We discussed the question whether UML should be executable in [Rum02]. We found code generation a promising approach for larger subsets of the UML language, but also identified a number of challenges. We therefore started our research agenda to solve these challenges in order to make model-based software engineering (MBSE) truly successful in the agile software development. We explored in detail, how UML fits for that purpose. Not only the deficiencies of existing UML tools, but also the UML language itself need to be adapted to fit the needs of an agile software development process.

In [Rum03] we discussed how modeling of tests helps to increase reuse and efficiency. In [GKR+06b], for example, we concentrate on the integration of models and ordinary programming language code.

Cover of book 1 Cover of book 2 Cover of book 1 English Cover of book 2 English

In [Rum12], [Rum11], [Rum16], and [Rum17] (online versions available here), the UML/P, a variant of the UML especially designed for programming, refactoring and evolution, is defined. The UML/P embodies class, object, sequence diagrams, Statecharts and OCL in combination with Java to model code as well as tests as sketched in the following figure.

Detailed discussions on how to use the UML/P for code generation, testing and on how to refactor structural models such as class diagrams, as well as behavioral models such as Statecharts, can be found in [Rum12], [Rum11], [Rum17], and [Rum16]. Integrated use of UML/P languages demands forms of language integration, such as, using object diagrams in the OCL to describe desired or unwanted object structures. These language integration mechanisms are presented there as well.

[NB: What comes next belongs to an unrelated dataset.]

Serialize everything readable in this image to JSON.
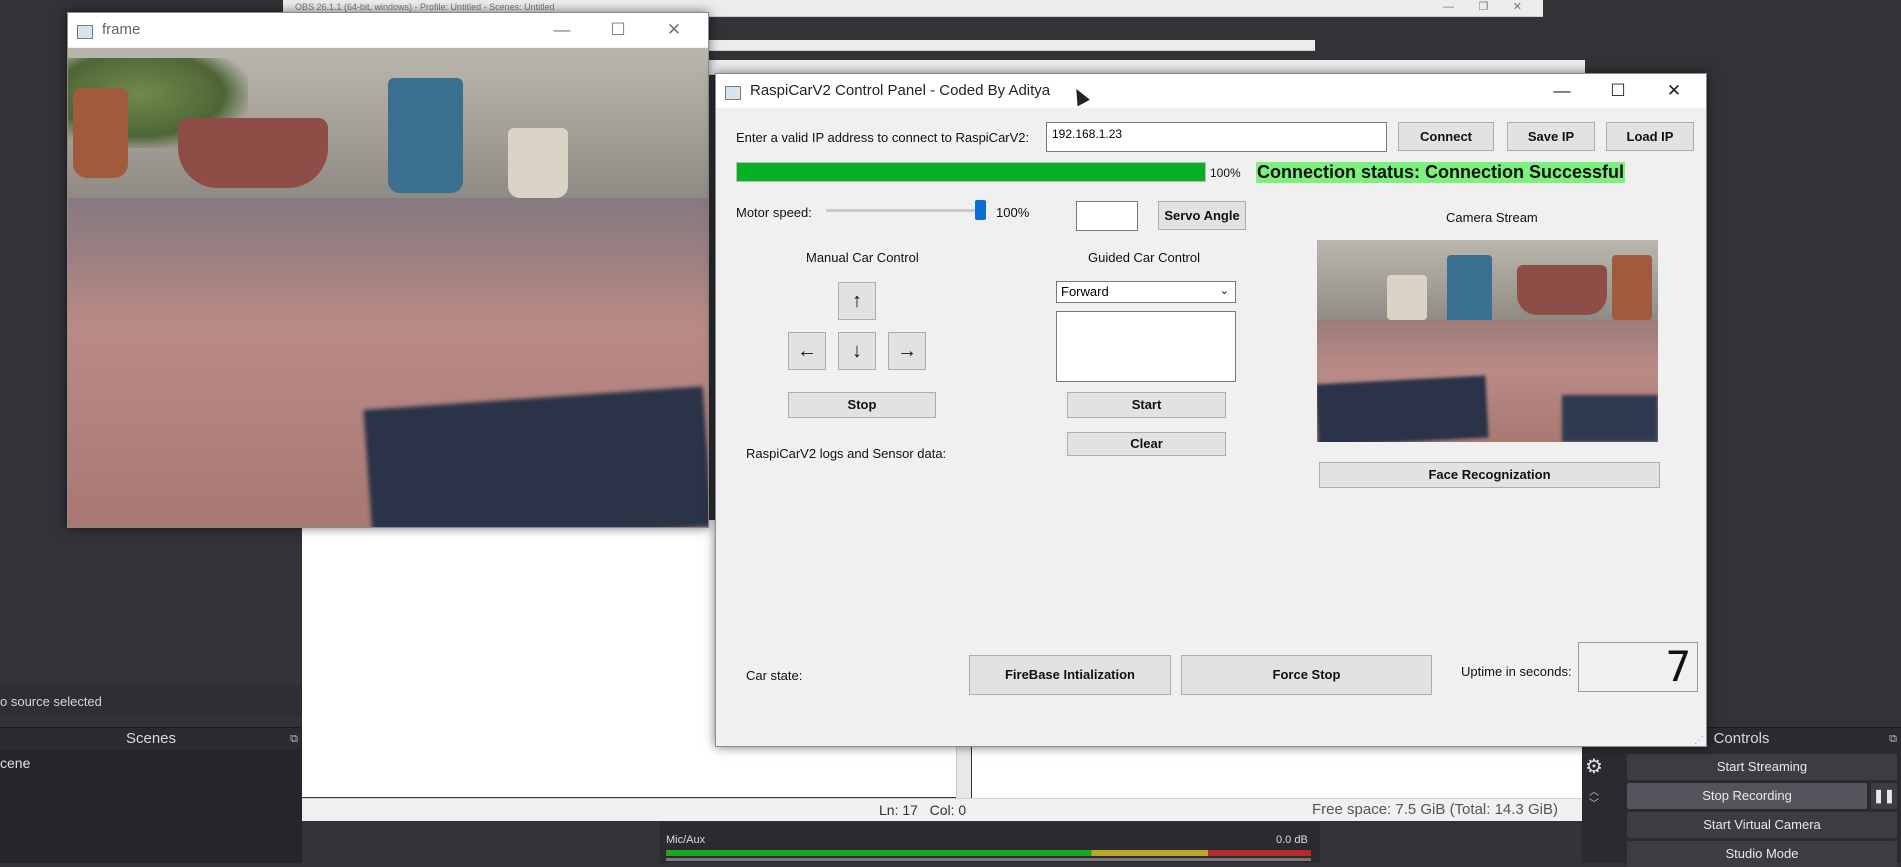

In the last decade, we implemented a language workbench called MontiCore which is initially described in [GKR+06a]. On top of that, we realized most of the language components of the UML/P in [Sch12]. This includes a precise definition of the textual languages, type checks, checks for other context conditions within and between UML sub-languages and a framework for the implementation of code generators.

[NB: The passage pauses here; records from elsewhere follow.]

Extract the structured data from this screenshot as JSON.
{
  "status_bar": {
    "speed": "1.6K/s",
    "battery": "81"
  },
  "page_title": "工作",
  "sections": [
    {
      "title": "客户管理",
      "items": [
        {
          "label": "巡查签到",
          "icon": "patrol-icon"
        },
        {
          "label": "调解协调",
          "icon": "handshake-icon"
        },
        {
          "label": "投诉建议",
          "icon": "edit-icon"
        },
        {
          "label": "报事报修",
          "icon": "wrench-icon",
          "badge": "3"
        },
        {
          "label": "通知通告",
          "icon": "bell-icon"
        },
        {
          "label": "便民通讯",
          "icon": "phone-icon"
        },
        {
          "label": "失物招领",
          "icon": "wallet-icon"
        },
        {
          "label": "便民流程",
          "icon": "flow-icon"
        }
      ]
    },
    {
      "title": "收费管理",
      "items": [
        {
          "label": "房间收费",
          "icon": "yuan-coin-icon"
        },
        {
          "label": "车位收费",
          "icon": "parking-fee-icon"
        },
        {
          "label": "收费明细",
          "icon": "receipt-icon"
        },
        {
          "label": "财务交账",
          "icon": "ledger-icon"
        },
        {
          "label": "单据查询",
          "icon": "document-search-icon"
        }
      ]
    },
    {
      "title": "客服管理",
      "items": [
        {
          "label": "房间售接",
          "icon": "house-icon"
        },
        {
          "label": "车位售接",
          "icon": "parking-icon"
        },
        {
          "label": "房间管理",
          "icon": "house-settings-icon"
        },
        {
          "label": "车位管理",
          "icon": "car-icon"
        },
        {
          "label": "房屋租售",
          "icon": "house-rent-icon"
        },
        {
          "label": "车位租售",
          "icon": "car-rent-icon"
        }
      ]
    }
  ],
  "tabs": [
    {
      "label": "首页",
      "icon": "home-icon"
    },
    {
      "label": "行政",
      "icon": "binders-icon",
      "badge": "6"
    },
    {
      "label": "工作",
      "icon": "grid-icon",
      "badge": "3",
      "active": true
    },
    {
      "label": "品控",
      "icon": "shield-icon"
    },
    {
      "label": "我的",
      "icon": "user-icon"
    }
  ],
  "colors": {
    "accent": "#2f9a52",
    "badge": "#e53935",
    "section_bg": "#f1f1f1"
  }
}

Specific Concepts Assisting Agile Development

Agile development requires many specific activities, techniques and concepts. Links to further research can be found below. Some of this research, e.g., includes a general discussion of how to manage and evolve models [LRS+10] or a precise definition for model composition as well as model languages [HKR+09]. Compositionality is particularly important and must be designed carefully as it allows the tools to analyze and generate incrementally, thus being much more agile than today's modeling tools. We also discussed in detail what refactoring means and how refactoring looks like in the various modeling and programming languages [PR03]. The UML/P is implemented in such a way that models can be specified free of redundancies even in different levels of abstraction, which enhances refactoring and evolution techniques on models. To better understand the effect of an evolved design, we discuss the need for semantic differencing in [MRR10].

When models are the central notation, model quality becomes an important issue. Therefore, we have described a set of general requirements for model quality in [FHR08]. We distinguished between internal and external quality. External quality refers to the correctness and completeness of a model with respect to the original that it describes, while internal quality refers to the model presentation and thus plays the same role as coding guidelines for programming languages.

We assume that the use of models at runtime will become a pretty agile and efficient development technique. It allows developers to delay design decisions to runtime adaptation and configuration of systems. However, reliability then becomes an issue. In [CEG+14] we have therefore discussed how to improve reliability while retaining adaptivity.


Summary

  1. Model-based development becomes interesting, when the model language is the central notation and thus replacing the programming language.
  2. Tooling for MBSE must include code and test generation as well as type and context condition checking already on models. These techniques must be quick and thus modular and incremental.
  3. Agile concepts, such as refactoring, evolution, and automatic testing can be established with UML/P.
  4. Executable UML/P is an extension of UML with Java, implemented using the MontiCore language workbench.